Tchéragh-Aly-Khan est un fort bel homme, d'une figure intelligente et distinguée, et de la plus noble politesse. Après avoir rendu ses devoirs au ministre, il commença la conversation avec aisance et facilité, ce qui ne l'empêchait pas, tout le long du chemin, de voir ce qui se passait, et de donner de temps en temps des ordres qui s'exécutaient immédiatement sans cris et sans trouble. Par son origine, il appartient à une tribu nomade des environs de Kermanschah, et comme cette tribu est ancienne, il est bien né. Mais la fortune ne l'avait pas traité d'abord aussi bien que la naissance, de sorte qu'il se trouva lancé dans la vie avec beaucoup d'intelligence, d'esprit, d'ambition, et pas un sou. Il prit le parti que prennent tous ses compatriotes dans d'aussi graves conjonctures, il quitta son pays pour voyager, et devint domestique. Sa bonne étoile le fit entrer en cette qualité au service de Mirza-Taghy-Khan, alors membre persan de la commission de délimitation des frontières turco-persanes. Il remplit auprès de ce personnage les fonctions de sa charge, qui consistaient principalement à tenir le kalian (pipe d'eau); mais il trouva moyen de se faire connaître comme valant mieux que son emploi, et rendit des services qui appelèrent sur lui l'attention de son maître. Quand celui-ci devint premier ministre à l'avènement du roi actuel, Tchéragh-Aly-Khan fut élevé à une charge publique, et s'en acquitta avec beaucoup de distinction. Après la chute de son protecteur, il resta au service du roi, et nous le trouvions gouverneur d'Ispahan, c'est-à-dire à la tête d'une des plus grandes provinces de l'empire.

Tout en marchant de la sorte en grande ordonnance, nous sortîmes de la montagne et nous aperçûmes la ville au fond d'un amphithéâtre ouvert du côté du nord et de l'est, mais entouré de hautes montagnes vers l'ouest et le sud: ce premier coup d'œil est très-beau. Ispahan se présente environné de jardins et tout rempli de bouquets d'arbres que dominent les dômes d'un assez grand nombre de monuments. Mais au lieu de regarder en l'air, nous eûmes bientôt assez à faire de regarder à nos pieds. La foule devenait énorme; toute la population était sortie à notre rencontre; elle avait infiniment meilleure mine, et paraissait beaucoup moins frondeuse et moins triste qu'à Schyraz. Nous marchions dans des chemins abominables, ou plutôt dans un réseau de sentiers, les uns bas, les autres élevés, tous défoncés. Un lièvre partit dans nos jambes, à la grande satisfaction des gens du peuple et des ghoulams, dont plusieurs, malgré la gravité de la circonstance, ne résistèrent pas à la tentation, et coururent après.

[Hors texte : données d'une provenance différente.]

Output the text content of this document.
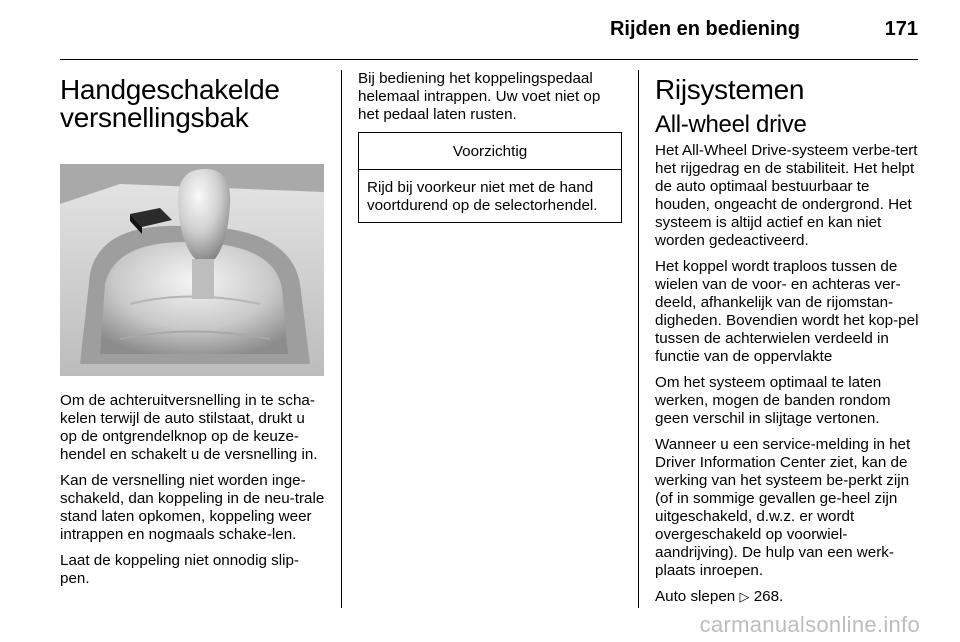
Rijden en bediening	171
Handgeschakelde
versnellingsbak

Om de achteruitversnelling in te scha-kelen terwijl de auto stilstaat, drukt u op de ontgrendelknop op de keuze-hendel en schakelt u de versnelling in.

Kan de versnelling niet worden inge-schakeld, dan koppeling in de neu-trale stand laten opkomen, koppeling weer intrappen en nogmaals schake-len.

Laat de koppeling niet onnodig slip-pen.

Bij bediening het koppelingspedaal helemaal intrappen. Uw voet niet op het pedaal laten rusten.

Voorzichtig
Rijd bij voorkeur niet met de hand voortdurend op de selectorhendel.
Rijsystemen
All-wheel drive

Het All-Wheel Drive-systeem verbe-tert het rijgedrag en de stabiliteit. Het helpt de auto optimaal bestuurbaar te houden, ongeacht de ondergrond. Het systeem is altijd actief en kan niet worden gedeactiveerd.

Het koppel wordt traploos tussen de wielen van de voor- en achteras ver-deeld, afhankelijk van de rijomstan-digheden. Bovendien wordt het kop-pel tussen de achterwielen verdeeld in functie van de oppervlakte

Om het systeem optimaal te laten werken, mogen de banden rondom geen verschil in slijtage vertonen.

Wanneer u een service-melding in het Driver Information Center ziet, kan de werking van het systeem be-perkt zijn (of in sommige gevallen ge-heel zijn uitgeschakeld, d.w.z. er wordt overgeschakeld op voorwiel-aandrijving). De hulp van een werk-plaats inroepen.

Auto slepen ▷ 268.

carmanualsonline.info
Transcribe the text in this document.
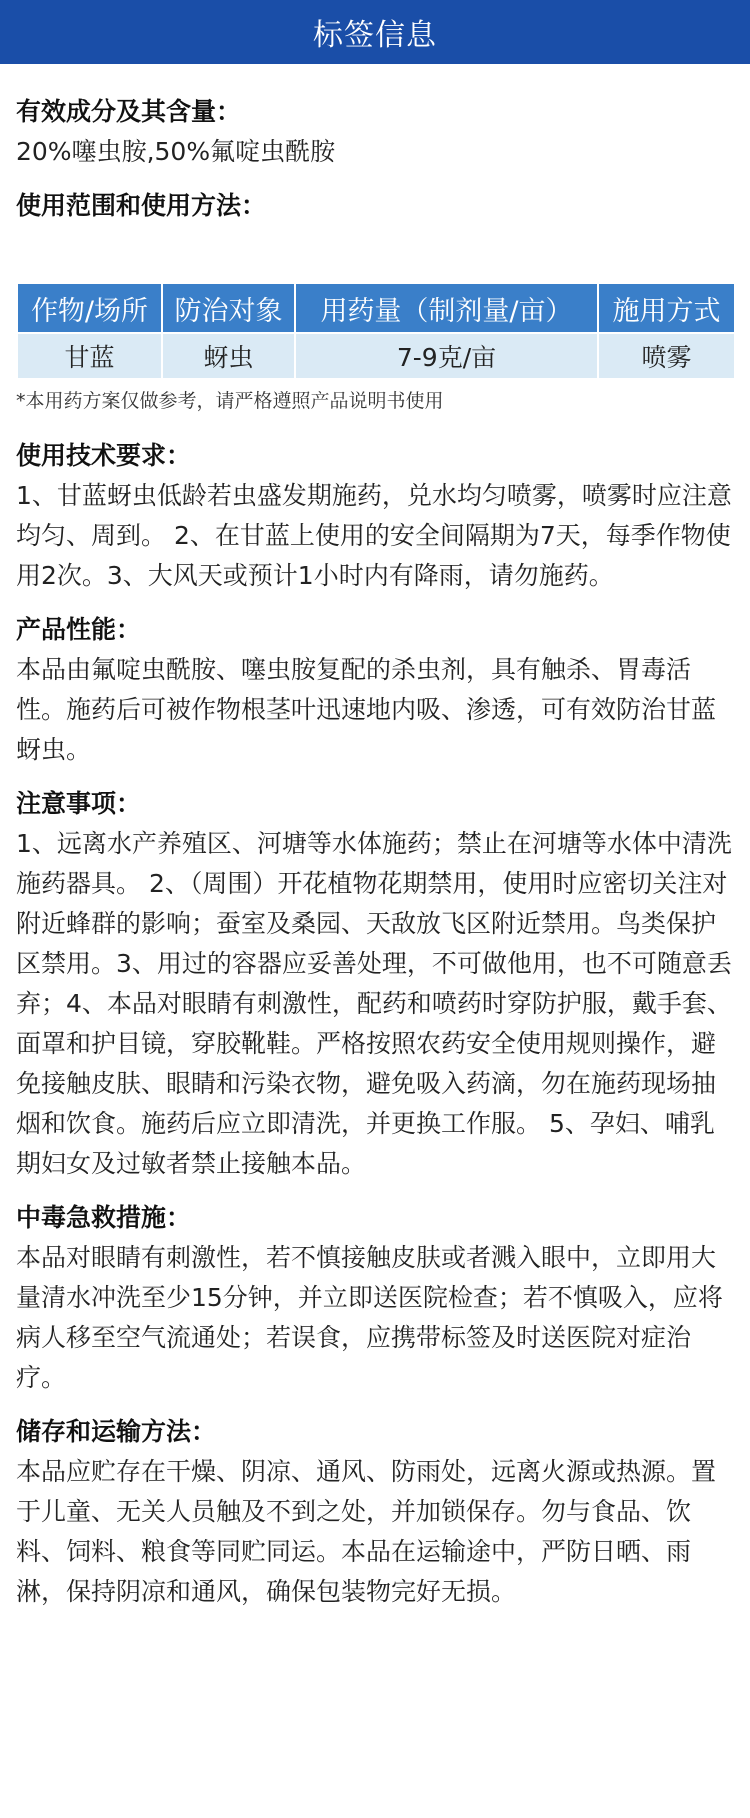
标签信息
有效成分及其含量：
20%噻虫胺,50%氟啶虫酰胺
使用范围和使用方法：
作物/场所	防治对象	用药量（制剂量/亩）	施用方式
甘蓝	蚜虫	7-9克/亩	喷雾
*本用药方案仅做参考，请严格遵照产品说明书使用
使用技术要求：
1、甘蓝蚜虫低龄若虫盛发期施药，兑水均匀喷雾，喷雾时应注意均匀、周到。 2、在甘蓝上使用的安全间隔期为7天，每季作物使用2次。3、大风天或预计1小时内有降雨，请勿施药。
产品性能：
本品由氟啶虫酰胺、噻虫胺复配的杀虫剂，具有触杀、胃毒活性。施药后可被作物根茎叶迅速地内吸、渗透，可有效防治甘蓝蚜虫。
注意事项：
1、远离水产养殖区、河塘等水体施药；禁止在河塘等水体中清洗施药器具。 2、（周围）开花植物花期禁用，使用时应密切关注对附近蜂群的影响；蚕室及桑园、天敌放飞区附近禁用。鸟类保护区禁用。3、用过的容器应妥善处理，不可做他用，也不可随意丢弃；4、本品对眼睛有刺激性，配药和喷药时穿防护服，戴手套、面罩和护目镜，穿胶靴鞋。严格按照农药安全使用规则操作，避免接触皮肤、眼睛和污染衣物，避免吸入药滴，勿在施药现场抽烟和饮食。施药后应立即清洗，并更换工作服。 5、孕妇、哺乳期妇女及过敏者禁止接触本品。
中毒急救措施：
本品对眼睛有刺激性，若不慎接触皮肤或者溅入眼中，立即用大量清水冲洗至少15分钟，并立即送医院检查；若不慎吸入，应将病人移至空气流通处；若误食，应携带标签及时送医院对症治疗。
储存和运输方法：
本品应贮存在干燥、阴凉、通风、防雨处，远离火源或热源。置于儿童、无关人员触及不到之处，并加锁保存。勿与食品、饮料、饲料、粮食等同贮同运。本品在运输途中，严防日晒、雨淋，保持阴凉和通风，确保包装物完好无损。
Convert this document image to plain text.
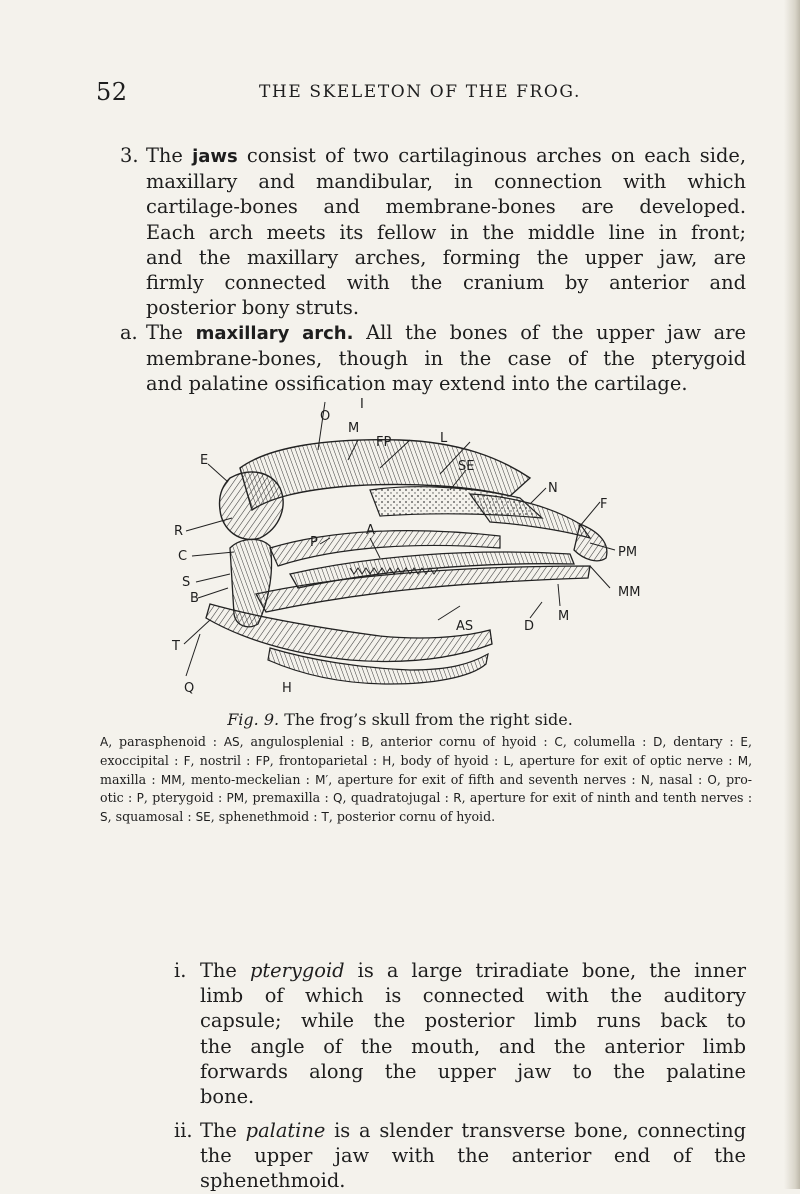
52	THE SKELETON OF THE FROG.
3. The jaws consist of two cartilaginous arches on each side,
maxillary and mandibular, in connection with which
cartilage-bones and membrane-bones are developed.
Each arch meets its fellow in the middle line in front;
and the maxillary arches, forming the upper jaw, are
firmly connected with the cranium by anterior and
posterior bony struts.
a. The maxillary arch. All the bones of the upper jaw are
membrane-bones, though in the case of the pterygoid
and palatine ossification may extend into the cartilage.
O
M
I
FP	L
E	SE
N
F
R
C
P
A
PM
S
B	MM
AS	D
M
T
Q	H
Fig. 9. The frog’s skull from the right side.
A, parasphenoid : AS, angulosplenial : B, anterior cornu of hyoid : C, columella : D, dentary : E, exoccipital : F, nostril : FP, frontoparietal : H, body of hyoid : L, aperture for exit of optic nerve : M, maxilla : MM, mento-meckelian : M′, aperture for exit of fifth and seventh nerves : N, nasal : O, pro-otic : P, pterygoid : PM, premaxilla : Q, quadratojugal : R, aperture for exit of ninth and tenth nerves : S, squamosal : SE, sphenethmoid : T, posterior cornu of hyoid.
i. The pterygoid is a large triradiate bone, the inner
limb of which is connected with the auditory
capsule; while the posterior limb runs back to
the angle of the mouth, and the anterior limb
forwards along the upper jaw to the palatine
bone.
ii. The palatine is a slender transverse bone, connecting
the upper jaw with the anterior end of the
sphenethmoid.
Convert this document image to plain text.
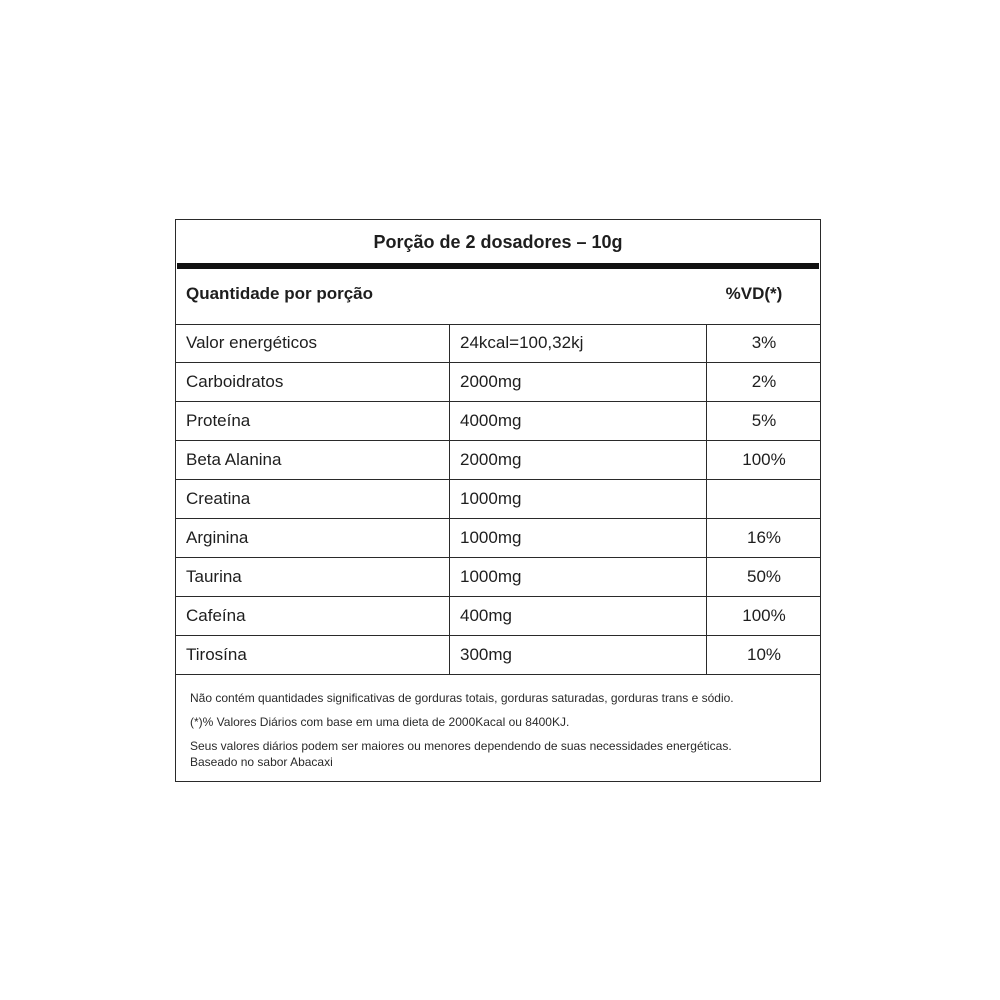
Porção de 2 dosadores – 10g
Quantidade por porção	%VD(*)
Valor energéticos	24kcal=100,32kj	3%
Carboidratos	2000mg	2%
Proteína	4000mg	5%
Beta Alanina	2000mg	100%
Creatina	1000mg	
Arginina	1000mg	16%
Taurina	1000mg	50%
Cafeína	400mg	100%
Tirosína	300mg	10%

Não contém quantidades significativas de gorduras totais, gorduras saturadas, gorduras trans e sódio.

(*)% Valores Diários com base em uma dieta de 2000Kacal ou 8400KJ.

Seus valores diários podem ser maiores ou menores dependendo de suas necessidades energéticas.

Baseado no sabor Abacaxi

Puis, nous franchîmes la porte, et là nous nous trouvâmes dans les champs cultivés, car cette porte s'ouvre sur un quartier qui n'existe plus que par ses ruines, au milieu desquelles poussent maintenant des légumes et des fruits. Nous arrivâmes au Zend-è-Roud, fleuve fameux où il y a, je crois, un peu plus d'eau l'été que dans le Manzanarès, mais guère davantage. Seulement il a la gloire de déborder en hiver et de se permettre quelquefois d'assez grands dégâts. Nous le passâmes sur un pont d'une architecture curieuse, et pas en trop mauvais état (voy. p. 21), puis nous entrâmes dans une longue avenue de platanes, avenue célèbre qui conduit au Tchéhar-Bâgh, et c'est dans cette réunion de palais que nous mîmes pied à terre. Nous étions logés dans un des plus beaux et des plus commodes, l'Imarêt-è-Sadr.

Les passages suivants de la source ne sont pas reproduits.